The US Is Now Averaging 100,000 New Cases Per Day
By Emily Gu
As of right now, daily cases are averaging 100,000 in the U.S. This milestone was last reached during the rise of cases in the winter. This was proof of how fast the Ddelta variant was spreading.
The U.S. was averaging 11,000 daily cases in late june, but now the number has skyrocketed to 107,143.
The daily cases had peaked at 250,000 in early January, and then they decreased and bottomed out in June. Now the cases have gone back up, over 100,000, despite the fact that the vaccine has been distributed to over 70% of the adult population.
The weekly average for daily deaths has also risen, from about 270 deaths per day to 500, as of friday.
The unvaccinated are more at risk to the virus. It is spreading quickly through them, especially in the south, where hospitals are full of patients.
Health officials worry that the cases will continue to rise if the unvaccinated Americans don’t take it soon.

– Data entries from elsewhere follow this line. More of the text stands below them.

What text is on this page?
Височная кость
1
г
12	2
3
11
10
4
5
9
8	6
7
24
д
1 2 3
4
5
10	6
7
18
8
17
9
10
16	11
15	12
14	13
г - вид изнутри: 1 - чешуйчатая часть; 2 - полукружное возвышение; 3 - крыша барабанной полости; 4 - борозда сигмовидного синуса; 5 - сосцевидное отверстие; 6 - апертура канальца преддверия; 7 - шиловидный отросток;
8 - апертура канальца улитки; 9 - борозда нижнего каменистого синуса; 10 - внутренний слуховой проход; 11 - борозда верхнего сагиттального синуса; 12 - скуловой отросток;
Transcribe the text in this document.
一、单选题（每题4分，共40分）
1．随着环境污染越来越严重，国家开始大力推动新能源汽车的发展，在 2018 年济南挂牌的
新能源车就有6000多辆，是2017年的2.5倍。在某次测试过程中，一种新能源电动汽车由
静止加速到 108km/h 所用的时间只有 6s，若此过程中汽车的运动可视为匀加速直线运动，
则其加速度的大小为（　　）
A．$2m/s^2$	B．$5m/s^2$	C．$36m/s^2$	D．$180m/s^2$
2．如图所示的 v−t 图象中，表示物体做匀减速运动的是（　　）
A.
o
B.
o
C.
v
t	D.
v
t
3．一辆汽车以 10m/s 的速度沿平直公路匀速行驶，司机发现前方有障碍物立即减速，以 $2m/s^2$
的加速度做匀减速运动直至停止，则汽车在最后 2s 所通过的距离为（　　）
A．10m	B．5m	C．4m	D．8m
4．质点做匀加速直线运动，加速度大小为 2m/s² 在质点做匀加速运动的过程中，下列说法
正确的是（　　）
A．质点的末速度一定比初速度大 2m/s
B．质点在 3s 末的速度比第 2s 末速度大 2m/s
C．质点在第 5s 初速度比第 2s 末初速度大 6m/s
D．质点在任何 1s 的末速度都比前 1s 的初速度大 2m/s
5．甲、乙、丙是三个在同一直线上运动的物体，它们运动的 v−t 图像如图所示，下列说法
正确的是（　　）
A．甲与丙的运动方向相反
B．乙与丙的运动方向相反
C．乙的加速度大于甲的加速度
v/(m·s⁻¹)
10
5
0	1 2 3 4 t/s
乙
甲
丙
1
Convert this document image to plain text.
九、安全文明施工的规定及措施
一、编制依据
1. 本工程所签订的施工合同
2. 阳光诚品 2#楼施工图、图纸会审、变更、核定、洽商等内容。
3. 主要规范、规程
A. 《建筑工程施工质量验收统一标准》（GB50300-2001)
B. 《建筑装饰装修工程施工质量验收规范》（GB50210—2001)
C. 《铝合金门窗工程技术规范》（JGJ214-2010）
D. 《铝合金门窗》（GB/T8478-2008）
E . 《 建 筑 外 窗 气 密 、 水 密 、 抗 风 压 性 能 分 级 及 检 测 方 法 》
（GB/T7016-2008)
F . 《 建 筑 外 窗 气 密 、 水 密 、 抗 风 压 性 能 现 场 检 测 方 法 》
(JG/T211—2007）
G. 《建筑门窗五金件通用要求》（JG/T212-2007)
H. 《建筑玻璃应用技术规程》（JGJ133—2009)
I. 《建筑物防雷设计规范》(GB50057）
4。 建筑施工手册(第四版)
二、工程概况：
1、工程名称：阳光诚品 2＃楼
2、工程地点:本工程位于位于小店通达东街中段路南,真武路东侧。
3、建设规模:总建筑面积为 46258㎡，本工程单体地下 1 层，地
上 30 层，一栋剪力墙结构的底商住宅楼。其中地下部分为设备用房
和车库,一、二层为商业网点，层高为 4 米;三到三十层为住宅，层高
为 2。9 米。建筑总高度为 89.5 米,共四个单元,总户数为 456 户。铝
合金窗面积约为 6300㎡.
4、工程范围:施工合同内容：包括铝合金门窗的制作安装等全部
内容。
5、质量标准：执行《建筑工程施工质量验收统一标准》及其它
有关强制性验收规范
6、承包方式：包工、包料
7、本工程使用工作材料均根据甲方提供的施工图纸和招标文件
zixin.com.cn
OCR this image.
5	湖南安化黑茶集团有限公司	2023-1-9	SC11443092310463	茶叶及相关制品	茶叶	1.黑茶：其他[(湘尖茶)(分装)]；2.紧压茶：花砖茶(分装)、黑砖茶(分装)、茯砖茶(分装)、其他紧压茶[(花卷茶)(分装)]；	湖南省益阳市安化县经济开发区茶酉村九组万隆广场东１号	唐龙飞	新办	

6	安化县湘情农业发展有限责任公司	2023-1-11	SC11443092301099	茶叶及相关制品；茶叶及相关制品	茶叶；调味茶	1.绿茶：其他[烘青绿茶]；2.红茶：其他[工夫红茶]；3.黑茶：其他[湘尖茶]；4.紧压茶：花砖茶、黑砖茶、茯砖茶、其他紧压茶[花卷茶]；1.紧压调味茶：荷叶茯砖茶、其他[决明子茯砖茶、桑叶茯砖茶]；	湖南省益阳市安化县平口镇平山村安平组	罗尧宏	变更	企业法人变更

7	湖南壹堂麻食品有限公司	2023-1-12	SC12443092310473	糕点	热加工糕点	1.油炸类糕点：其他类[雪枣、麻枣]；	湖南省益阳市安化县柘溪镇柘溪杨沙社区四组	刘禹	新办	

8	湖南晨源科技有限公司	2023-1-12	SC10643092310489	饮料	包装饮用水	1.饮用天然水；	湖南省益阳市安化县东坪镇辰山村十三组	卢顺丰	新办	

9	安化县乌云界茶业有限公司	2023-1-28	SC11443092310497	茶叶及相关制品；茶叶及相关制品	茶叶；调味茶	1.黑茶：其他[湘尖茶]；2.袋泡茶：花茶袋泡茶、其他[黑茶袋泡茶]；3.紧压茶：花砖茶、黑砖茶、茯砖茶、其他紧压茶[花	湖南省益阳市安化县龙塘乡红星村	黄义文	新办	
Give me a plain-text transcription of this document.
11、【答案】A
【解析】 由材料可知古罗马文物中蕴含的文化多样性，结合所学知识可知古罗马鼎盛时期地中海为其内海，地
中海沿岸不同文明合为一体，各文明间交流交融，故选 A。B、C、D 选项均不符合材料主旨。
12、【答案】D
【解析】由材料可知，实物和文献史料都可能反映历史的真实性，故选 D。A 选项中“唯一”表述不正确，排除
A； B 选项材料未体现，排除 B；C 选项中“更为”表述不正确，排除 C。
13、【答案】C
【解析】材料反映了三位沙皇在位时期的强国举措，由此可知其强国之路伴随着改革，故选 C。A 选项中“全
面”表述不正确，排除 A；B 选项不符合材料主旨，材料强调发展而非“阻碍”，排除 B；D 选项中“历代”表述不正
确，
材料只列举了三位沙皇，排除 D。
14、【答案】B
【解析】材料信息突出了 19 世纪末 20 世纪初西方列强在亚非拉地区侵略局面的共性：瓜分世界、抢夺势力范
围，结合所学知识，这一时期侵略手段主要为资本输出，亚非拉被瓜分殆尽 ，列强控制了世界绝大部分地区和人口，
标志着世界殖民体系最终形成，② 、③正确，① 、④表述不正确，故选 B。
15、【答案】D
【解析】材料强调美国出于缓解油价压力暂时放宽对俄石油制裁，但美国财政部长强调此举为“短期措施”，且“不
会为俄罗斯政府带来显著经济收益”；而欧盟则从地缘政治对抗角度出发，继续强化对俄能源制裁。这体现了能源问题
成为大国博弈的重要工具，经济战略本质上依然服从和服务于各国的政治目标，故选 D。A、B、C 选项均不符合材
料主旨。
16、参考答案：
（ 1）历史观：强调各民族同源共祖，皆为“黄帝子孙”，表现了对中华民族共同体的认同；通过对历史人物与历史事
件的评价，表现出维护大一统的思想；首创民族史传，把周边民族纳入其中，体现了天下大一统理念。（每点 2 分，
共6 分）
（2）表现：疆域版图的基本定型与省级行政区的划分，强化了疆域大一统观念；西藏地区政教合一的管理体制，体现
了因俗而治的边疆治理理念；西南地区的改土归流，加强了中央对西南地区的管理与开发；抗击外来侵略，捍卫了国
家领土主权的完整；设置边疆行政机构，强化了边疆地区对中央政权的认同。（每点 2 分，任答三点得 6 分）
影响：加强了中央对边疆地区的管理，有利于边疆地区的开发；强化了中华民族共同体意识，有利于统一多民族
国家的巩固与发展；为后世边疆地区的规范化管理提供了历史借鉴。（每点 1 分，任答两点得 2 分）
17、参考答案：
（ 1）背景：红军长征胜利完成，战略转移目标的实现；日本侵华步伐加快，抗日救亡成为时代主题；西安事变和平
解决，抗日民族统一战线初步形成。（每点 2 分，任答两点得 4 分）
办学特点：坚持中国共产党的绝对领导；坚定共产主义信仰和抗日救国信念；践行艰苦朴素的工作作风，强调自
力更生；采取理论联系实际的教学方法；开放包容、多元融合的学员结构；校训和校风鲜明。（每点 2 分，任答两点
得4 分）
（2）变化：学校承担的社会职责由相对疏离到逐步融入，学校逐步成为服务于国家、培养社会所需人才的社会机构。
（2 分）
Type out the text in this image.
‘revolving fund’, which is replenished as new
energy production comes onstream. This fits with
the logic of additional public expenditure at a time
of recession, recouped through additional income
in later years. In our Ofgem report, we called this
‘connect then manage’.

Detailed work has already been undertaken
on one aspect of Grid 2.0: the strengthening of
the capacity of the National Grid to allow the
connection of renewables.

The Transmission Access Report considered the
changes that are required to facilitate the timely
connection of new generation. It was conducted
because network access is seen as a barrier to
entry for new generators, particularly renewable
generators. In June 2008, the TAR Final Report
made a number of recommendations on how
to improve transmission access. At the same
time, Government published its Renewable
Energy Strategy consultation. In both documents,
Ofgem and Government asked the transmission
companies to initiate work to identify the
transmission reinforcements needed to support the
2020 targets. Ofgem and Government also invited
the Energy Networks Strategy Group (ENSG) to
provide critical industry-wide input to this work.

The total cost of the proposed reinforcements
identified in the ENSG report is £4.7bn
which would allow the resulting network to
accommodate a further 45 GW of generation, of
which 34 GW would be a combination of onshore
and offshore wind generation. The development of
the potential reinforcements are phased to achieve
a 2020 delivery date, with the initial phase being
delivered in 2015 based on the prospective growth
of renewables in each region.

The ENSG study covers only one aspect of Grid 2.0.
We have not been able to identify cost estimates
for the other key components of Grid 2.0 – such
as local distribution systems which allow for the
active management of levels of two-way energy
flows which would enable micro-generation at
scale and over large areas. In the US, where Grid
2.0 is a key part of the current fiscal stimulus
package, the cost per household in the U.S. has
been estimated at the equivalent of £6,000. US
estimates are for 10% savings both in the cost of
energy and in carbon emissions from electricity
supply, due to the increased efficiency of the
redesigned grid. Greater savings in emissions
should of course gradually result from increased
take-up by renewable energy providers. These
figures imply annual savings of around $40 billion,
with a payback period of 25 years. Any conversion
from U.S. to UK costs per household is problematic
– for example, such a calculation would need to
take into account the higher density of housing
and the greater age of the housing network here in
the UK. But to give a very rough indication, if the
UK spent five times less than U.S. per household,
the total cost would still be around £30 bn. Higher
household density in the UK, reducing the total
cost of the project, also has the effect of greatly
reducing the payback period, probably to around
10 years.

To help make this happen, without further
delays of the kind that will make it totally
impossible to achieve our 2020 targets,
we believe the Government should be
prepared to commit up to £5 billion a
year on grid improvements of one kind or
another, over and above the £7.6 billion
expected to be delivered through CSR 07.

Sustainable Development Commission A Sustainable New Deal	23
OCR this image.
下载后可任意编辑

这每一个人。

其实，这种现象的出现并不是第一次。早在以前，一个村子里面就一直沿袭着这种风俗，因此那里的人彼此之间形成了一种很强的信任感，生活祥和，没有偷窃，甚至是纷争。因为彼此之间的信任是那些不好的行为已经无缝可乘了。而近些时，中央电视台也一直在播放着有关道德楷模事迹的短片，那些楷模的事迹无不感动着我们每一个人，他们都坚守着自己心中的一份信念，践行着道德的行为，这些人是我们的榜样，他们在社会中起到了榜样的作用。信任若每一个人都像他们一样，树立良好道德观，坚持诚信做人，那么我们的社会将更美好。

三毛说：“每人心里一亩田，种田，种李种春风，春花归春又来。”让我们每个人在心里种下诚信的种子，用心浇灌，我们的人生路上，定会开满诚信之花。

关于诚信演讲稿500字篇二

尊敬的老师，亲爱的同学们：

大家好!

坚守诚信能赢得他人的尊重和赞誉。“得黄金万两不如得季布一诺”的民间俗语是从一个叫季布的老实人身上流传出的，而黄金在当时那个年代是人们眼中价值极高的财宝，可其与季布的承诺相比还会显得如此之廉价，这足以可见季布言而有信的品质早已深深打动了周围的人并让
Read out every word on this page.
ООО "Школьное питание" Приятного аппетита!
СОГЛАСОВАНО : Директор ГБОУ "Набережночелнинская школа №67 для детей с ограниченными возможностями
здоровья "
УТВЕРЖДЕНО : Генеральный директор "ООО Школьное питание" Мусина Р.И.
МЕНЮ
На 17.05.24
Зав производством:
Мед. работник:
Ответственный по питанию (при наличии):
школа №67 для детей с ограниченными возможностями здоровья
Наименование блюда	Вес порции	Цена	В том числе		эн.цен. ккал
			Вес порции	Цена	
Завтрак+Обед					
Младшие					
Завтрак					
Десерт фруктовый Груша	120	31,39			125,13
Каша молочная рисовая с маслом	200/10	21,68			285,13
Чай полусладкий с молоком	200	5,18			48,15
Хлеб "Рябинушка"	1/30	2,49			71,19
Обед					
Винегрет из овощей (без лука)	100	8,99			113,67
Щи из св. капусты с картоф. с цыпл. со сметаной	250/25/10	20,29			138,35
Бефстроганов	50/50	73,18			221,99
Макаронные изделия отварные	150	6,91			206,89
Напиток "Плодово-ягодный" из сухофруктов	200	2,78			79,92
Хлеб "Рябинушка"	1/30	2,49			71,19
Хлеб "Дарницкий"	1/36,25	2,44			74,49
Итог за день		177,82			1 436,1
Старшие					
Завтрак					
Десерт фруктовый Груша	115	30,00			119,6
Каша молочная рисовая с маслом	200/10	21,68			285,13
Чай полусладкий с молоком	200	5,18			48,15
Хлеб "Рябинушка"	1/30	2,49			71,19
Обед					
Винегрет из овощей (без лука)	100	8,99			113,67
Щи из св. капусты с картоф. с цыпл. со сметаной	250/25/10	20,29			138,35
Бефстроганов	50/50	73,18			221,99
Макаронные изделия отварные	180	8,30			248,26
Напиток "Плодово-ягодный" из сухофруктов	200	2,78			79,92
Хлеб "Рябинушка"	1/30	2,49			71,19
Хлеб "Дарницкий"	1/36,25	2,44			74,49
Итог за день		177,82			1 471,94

Models show that if the people don’t get vaccinated, the daily cases will skyrocket to several hundreds of thousands, like what happened in early january.
The amount of hospitalized Americans is so overwhelming that hospitals around the U.S. are running out of beds.
Because so many hospitals don’t have space, some patients have to be brought to different, farther, hospitals.
Last weekend, a patient in Houston had to be brought to another hospital in North Dakota to get medical treatment. That’s how bad it’s gotten.
On Friday, Mike Parson announced that 30 ambulances and over 60 medical personnel will be stationed across Missouri, to help transport COVID-19 patients when hospitals are too full to take them in.